Gaya Politik Saling Sindir yang Merusak Kualitas Demokrasi

ANTARAFOTO | Puspa Perwitasari
Prabowo Subianto dan Joko Widodo usai pengundian nomor urut pasangan capres dan cawapres 2019 di Komisi Pemilihan Umum.
Penulis: Dimas Jarot Bayu
24/11/2018, 10.33 WIB

Dua bulan sudah tahapan Pemilihan Presiden (Pilpres) 2019 berjalan. Kedua kandidat, Joko Widodo-Ma'ruf Amin dan Prabowo Subianto-Sandiaga Uno terus berkampanye meyakinkan masyarakat untuk memilih mereka.

Masing-masing kandidat pun membentuk narasi politik mereka. Hanya saja, narasi tersebut hingga saat ini masih belum menampakkan substansi dari visi dan misi yang ditawarkan. Mereka justru cenderung menyajikan gaya politik saling sindir. Prabowo-Sandiaga misalnya kerap mengkritik pemerintah saat ini.

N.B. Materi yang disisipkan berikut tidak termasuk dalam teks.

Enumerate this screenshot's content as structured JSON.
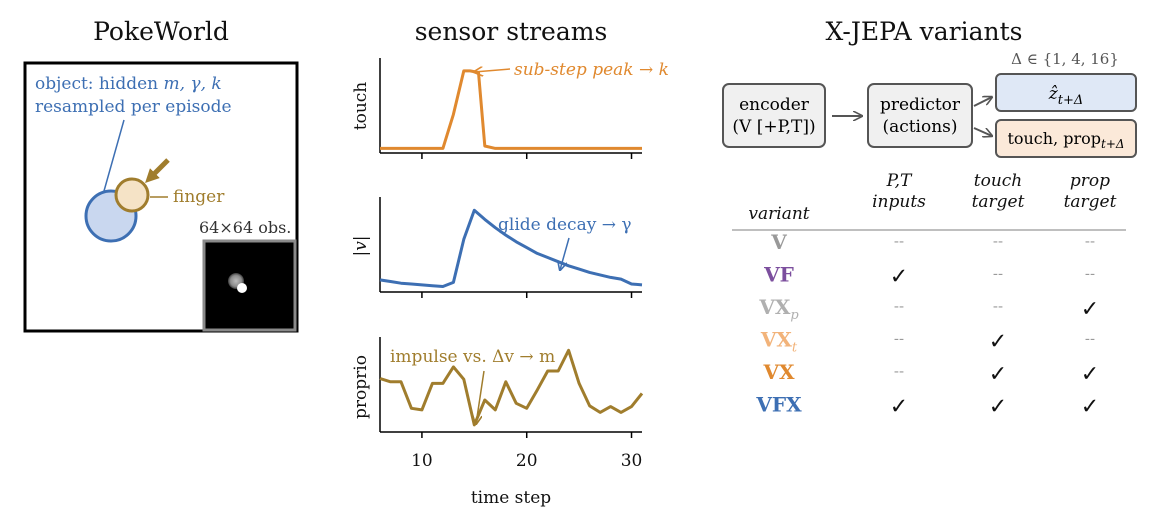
{
  "panels": {
    "pokeworld": {
      "title": "PokeWorld",
      "object_label_line1_prefix": "object: hidden ",
      "object_label_line1_vars": "m, γ, k",
      "object_label_line2": "resampled per episode",
      "finger_label": "finger",
      "obs_label": "64×64 obs."
    },
    "sensor": {
      "title": "sensor streams",
      "xlabel": "time step",
      "x_ticks": [
        10,
        20,
        30
      ],
      "xlim": [
        6,
        31
      ]
    },
    "variants": {
      "title": "X-JEPA variants",
      "delta_label": "Δ ∈ {1, 4, 16}",
      "encoder_line1": "encoder",
      "encoder_line2": "(V [+P,T])",
      "predictor_line1": "predictor",
      "predictor_line2": "(actions)",
      "target_z": "ẑ",
      "target_z_sub": "t+Δ",
      "target_tp": "touch, prop",
      "target_tp_sub": "t+Δ",
      "col_variant": "variant",
      "col1_line1": "P,T",
      "col1_line2": "inputs",
      "col2_line1": "touch",
      "col2_line2": "target",
      "col3_line1": "prop",
      "col3_line2": "target",
      "dash": "--",
      "check": "✓"
    }
  },
  "chart_data": [
    {
      "type": "line",
      "ylabel": "touch",
      "annotation": "sub-step peak → k",
      "color": "#e0892f",
      "series": [
        {
          "x": [
            6,
            7,
            8,
            9,
            10,
            11,
            12,
            13,
            14,
            14.6,
            15.4,
            16,
            17,
            18,
            19,
            20,
            21,
            22,
            23,
            24,
            25,
            26,
            27,
            28,
            29,
            30,
            31
          ],
          "y": [
            0.02,
            0.02,
            0.02,
            0.02,
            0.02,
            0.02,
            0.02,
            0.45,
            1.0,
            1.0,
            0.98,
            0.05,
            0.02,
            0.02,
            0.02,
            0.02,
            0.02,
            0.02,
            0.02,
            0.02,
            0.02,
            0.02,
            0.02,
            0.02,
            0.02,
            0.02,
            0.02
          ]
        }
      ],
      "ylim": [
        0,
        1.1
      ]
    },
    {
      "type": "line",
      "ylabel": "|v|",
      "annotation": "glide decay → γ",
      "color": "#3d6fb3",
      "series": [
        {
          "x": [
            6,
            7,
            8,
            9,
            10,
            11,
            12,
            13,
            14,
            15,
            16,
            17,
            18,
            19,
            20,
            21,
            22,
            23,
            24,
            25,
            26,
            27,
            28,
            29,
            30,
            31
          ],
          "y": [
            0.11,
            0.09,
            0.07,
            0.06,
            0.05,
            0.04,
            0.03,
            0.08,
            0.6,
            0.95,
            0.84,
            0.74,
            0.65,
            0.57,
            0.5,
            0.43,
            0.38,
            0.33,
            0.28,
            0.24,
            0.2,
            0.17,
            0.14,
            0.12,
            0.06,
            0.05
          ]
        }
      ],
      "ylim": [
        0,
        1.05
      ]
    },
    {
      "type": "line",
      "ylabel": "proprio",
      "annotation": "impulse vs. Δv → m",
      "color": "#a07d2d",
      "series": [
        {
          "x": [
            6,
            7,
            8,
            9,
            10,
            11,
            12,
            13,
            14,
            15,
            16,
            17,
            18,
            19,
            20,
            21,
            22,
            23,
            24,
            25,
            26,
            27,
            28,
            29,
            30,
            31
          ],
          "y": [
            0.56,
            0.52,
            0.52,
            0.2,
            0.18,
            0.5,
            0.5,
            0.7,
            0.55,
            0.0,
            0.3,
            0.18,
            0.52,
            0.26,
            0.2,
            0.42,
            0.65,
            0.65,
            0.9,
            0.5,
            0.23,
            0.15,
            0.22,
            0.15,
            0.22,
            0.38
          ]
        }
      ],
      "ylim": [
        -0.05,
        1.0
      ]
    }
  ],
  "variant_rows": [
    {
      "name": "V",
      "sub": "",
      "color": "#999999",
      "cells": [
        "--",
        "--",
        "--"
      ]
    },
    {
      "name": "VF",
      "sub": "",
      "color": "#7c4f9e",
      "cells": [
        "✓",
        "--",
        "--"
      ]
    },
    {
      "name": "VX",
      "sub": "p",
      "color": "#b0b0b0",
      "cells": [
        "--",
        "--",
        "✓"
      ]
    },
    {
      "name": "VX",
      "sub": "t",
      "color": "#f2b37a",
      "cells": [
        "--",
        "✓",
        "--"
      ]
    },
    {
      "name": "VX",
      "sub": "",
      "color": "#e0892f",
      "cells": [
        "--",
        "✓",
        "✓"
      ]
    },
    {
      "name": "VFX",
      "sub": "",
      "color": "#3d6fb3",
      "cells": [
        "✓",
        "✓",
        "✓"
      ]
    }
  ],
  "colors": {
    "object_blue": "#3d6fb3",
    "finger_gold": "#a07d2d",
    "touch_orange": "#e0892f",
    "target_blue_fill": "#dfe8f6",
    "target_orange_fill": "#fbe9d9"
  }
}
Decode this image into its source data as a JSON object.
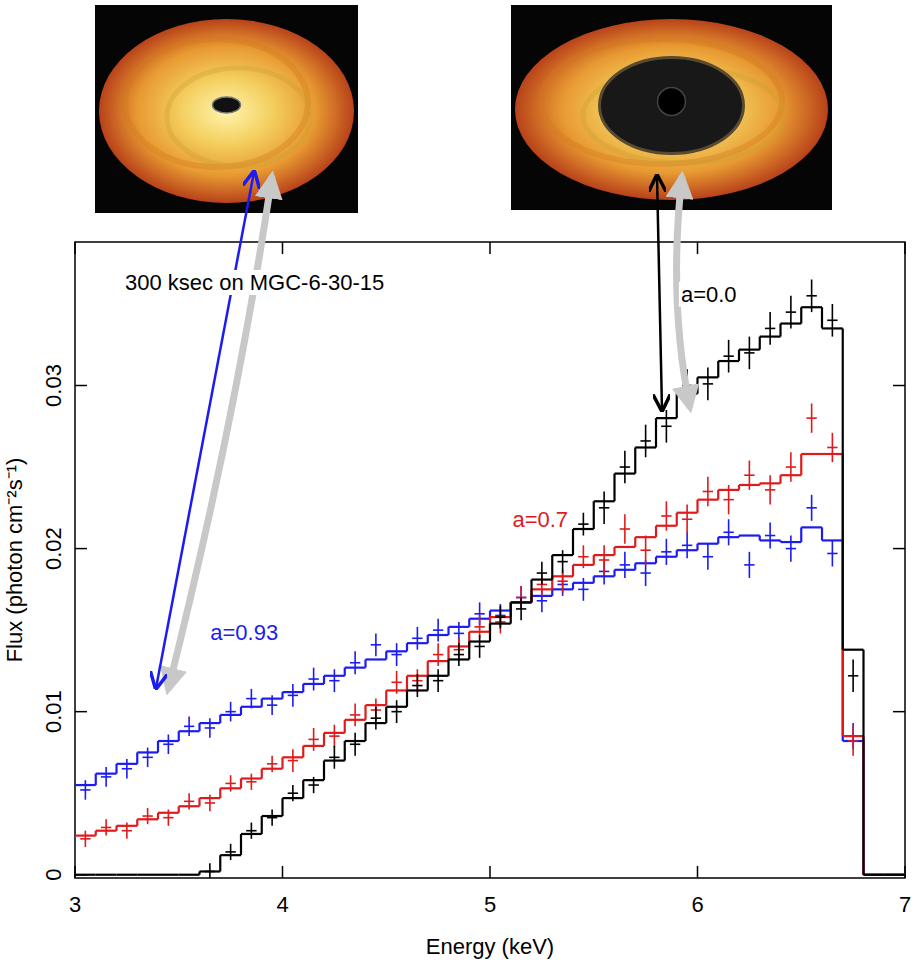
{
  "chart_data": {
    "type": "step",
    "annotation": "300 ksec on MGC-6-30-15",
    "x_label": "Energy (keV)",
    "y_label": "Flux (photon cm⁻²s⁻¹)",
    "xlim": [
      3,
      7
    ],
    "xticks": [
      3,
      4,
      5,
      6,
      7
    ],
    "ylim": [
      -0.0002,
      0.0388
    ],
    "yticks": [
      0,
      0.01,
      0.02,
      0.03
    ],
    "grid": false,
    "bins": [
      3,
      3.1,
      3.2,
      3.3,
      3.4,
      3.5,
      3.6,
      3.7,
      3.8,
      3.9,
      4,
      4.1,
      4.2,
      4.3,
      4.4,
      4.5,
      4.6,
      4.7,
      4.8,
      4.9,
      5,
      5.1,
      5.2,
      5.3,
      5.4,
      5.5,
      5.6,
      5.7,
      5.8,
      5.9,
      6,
      6.1,
      6.2,
      6.3,
      6.4,
      6.5,
      6.6,
      6.7,
      6.8,
      6.9,
      7
    ],
    "series": [
      {
        "name": "a=0.93",
        "color": "#1c1cf2",
        "marker": "cross",
        "line_style": "step",
        "values": [
          0.0055,
          0.0062,
          0.0068,
          0.0075,
          0.0082,
          0.0088,
          0.0093,
          0.0098,
          0.0103,
          0.0108,
          0.0112,
          0.0117,
          0.0122,
          0.0127,
          0.0132,
          0.0137,
          0.0142,
          0.0147,
          0.0152,
          0.0157,
          0.0162,
          0.0167,
          0.0171,
          0.0175,
          0.0179,
          0.0183,
          0.0187,
          0.0191,
          0.0195,
          0.0199,
          0.0203,
          0.0207,
          0.0208,
          0.0205,
          0.0204,
          0.0213,
          0.0205,
          0.0082,
          0,
          0
        ],
        "data": [
          0.0052,
          0.006,
          0.0065,
          0.0072,
          0.008,
          0.0091,
          0.009,
          0.01,
          0.0108,
          0.0104,
          0.011,
          0.012,
          0.0119,
          0.013,
          0.0141,
          0.0135,
          0.0145,
          0.015,
          0.0148,
          0.016,
          0.0159,
          0.017,
          0.0168,
          0.0178,
          0.0175,
          0.0186,
          0.019,
          0.0185,
          0.0198,
          0.0202,
          0.0195,
          0.021,
          0.019,
          0.0208,
          0.02,
          0.0225,
          0.0197,
          0.0085,
          null,
          null
        ],
        "errors": [
          0.0006,
          0.0006,
          0.0006,
          0.0006,
          0.0006,
          0.0006,
          0.0006,
          0.0006,
          0.0006,
          0.0006,
          0.0007,
          0.0007,
          0.0007,
          0.0007,
          0.0007,
          0.0007,
          0.0007,
          0.0007,
          0.0007,
          0.0007,
          0.0007,
          0.0007,
          0.0007,
          0.0007,
          0.0007,
          0.0008,
          0.0008,
          0.0008,
          0.0008,
          0.0008,
          0.0008,
          0.0008,
          0.0008,
          0.0008,
          0.0008,
          0.0008,
          0.0008,
          0.0008,
          null,
          null
        ]
      },
      {
        "name": "a=0.7",
        "color": "#e01a1c",
        "marker": "cross",
        "line_style": "step",
        "values": [
          0.0024,
          0.0027,
          0.003,
          0.0034,
          0.0038,
          0.0042,
          0.0047,
          0.0053,
          0.0059,
          0.0065,
          0.0072,
          0.0079,
          0.0087,
          0.0095,
          0.0104,
          0.0113,
          0.0122,
          0.0131,
          0.014,
          0.0149,
          0.0158,
          0.0167,
          0.0175,
          0.0183,
          0.019,
          0.0196,
          0.0201,
          0.0207,
          0.0214,
          0.0222,
          0.023,
          0.0236,
          0.0239,
          0.024,
          0.0245,
          0.0258,
          0.0258,
          0.0085,
          0,
          0
        ],
        "data": [
          0.0022,
          0.0029,
          0.0027,
          0.0036,
          0.0035,
          0.0045,
          0.0044,
          0.0056,
          0.0057,
          0.0068,
          0.007,
          0.0083,
          0.0085,
          0.0098,
          0.0101,
          0.0118,
          0.0119,
          0.0135,
          0.0138,
          0.0152,
          0.0155,
          0.017,
          0.0178,
          0.018,
          0.0195,
          0.0193,
          0.0212,
          0.0199,
          0.022,
          0.0218,
          0.0235,
          0.023,
          0.0245,
          0.0236,
          0.025,
          0.028,
          0.0262,
          0.0082,
          null,
          null
        ],
        "errors": [
          0.0005,
          0.0005,
          0.0005,
          0.0005,
          0.0005,
          0.0005,
          0.0005,
          0.0005,
          0.0005,
          0.0005,
          0.0007,
          0.0007,
          0.0007,
          0.0007,
          0.0007,
          0.0007,
          0.0007,
          0.0007,
          0.0007,
          0.0007,
          0.0007,
          0.0007,
          0.0007,
          0.0007,
          0.0007,
          0.0009,
          0.0009,
          0.0009,
          0.0009,
          0.0009,
          0.0009,
          0.0009,
          0.0009,
          0.0009,
          0.0009,
          0.0009,
          0.0009,
          0.0009,
          null,
          null
        ]
      },
      {
        "name": "a=0.0",
        "color": "#000000",
        "marker": "cross",
        "line_style": "step",
        "values": [
          0,
          0,
          0,
          0,
          0,
          0,
          0.0002,
          0.0012,
          0.0025,
          0.0036,
          0.0047,
          0.0058,
          0.007,
          0.0082,
          0.0093,
          0.0103,
          0.0113,
          0.0122,
          0.0132,
          0.0143,
          0.0154,
          0.0167,
          0.0181,
          0.0196,
          0.0212,
          0.0229,
          0.0246,
          0.0262,
          0.028,
          0.0295,
          0.0305,
          0.0315,
          0.0322,
          0.033,
          0.0338,
          0.0348,
          0.0335,
          0.0138,
          0,
          0
        ],
        "data": [
          null,
          null,
          null,
          null,
          null,
          null,
          0.0002,
          0.0014,
          0.0027,
          0.0035,
          0.005,
          0.0055,
          0.0072,
          0.008,
          0.0096,
          0.01,
          0.0116,
          0.0119,
          0.0135,
          0.014,
          0.0158,
          0.0163,
          0.0185,
          0.0192,
          0.0215,
          0.0225,
          0.025,
          0.0266,
          0.0275,
          0.03,
          0.0301,
          0.0318,
          0.032,
          0.0335,
          0.0345,
          0.0355,
          0.034,
          0.0122,
          null,
          null
        ],
        "errors": [
          null,
          null,
          null,
          null,
          null,
          null,
          0.0005,
          0.0005,
          0.0005,
          0.0005,
          0.0005,
          0.0005,
          0.0007,
          0.0007,
          0.0007,
          0.0007,
          0.0007,
          0.0007,
          0.0007,
          0.0007,
          0.0007,
          0.0007,
          0.0007,
          0.0007,
          0.0007,
          0.001,
          0.001,
          0.001,
          0.001,
          0.001,
          0.001,
          0.001,
          0.001,
          0.001,
          0.001,
          0.001,
          0.001,
          0.001,
          null,
          null
        ]
      }
    ]
  }
}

Di depan 3.000 relawannya yang berkumpul di Istora, Senayan, Jakarta, Kamis (22/11), Prabowo menyebut elite politik saat ini kerap berbohong mengenai kondisi Indonesia. Elite politik sering menyebut bahwa penggangguran menurun, ekonomi baik, dan harga-harga bahan pokok cukup bagus. Padahal, hal tersebut tak sesuai kenyataan.

Ia  menilai, saat ini masih banyak masyarakat miskin di Indonesia. “Elite selalu bicara semua bagus, kalian yang tahu, kalian yang bisa jawab bagaimana penderitaan rakyat,” kata Prabowo.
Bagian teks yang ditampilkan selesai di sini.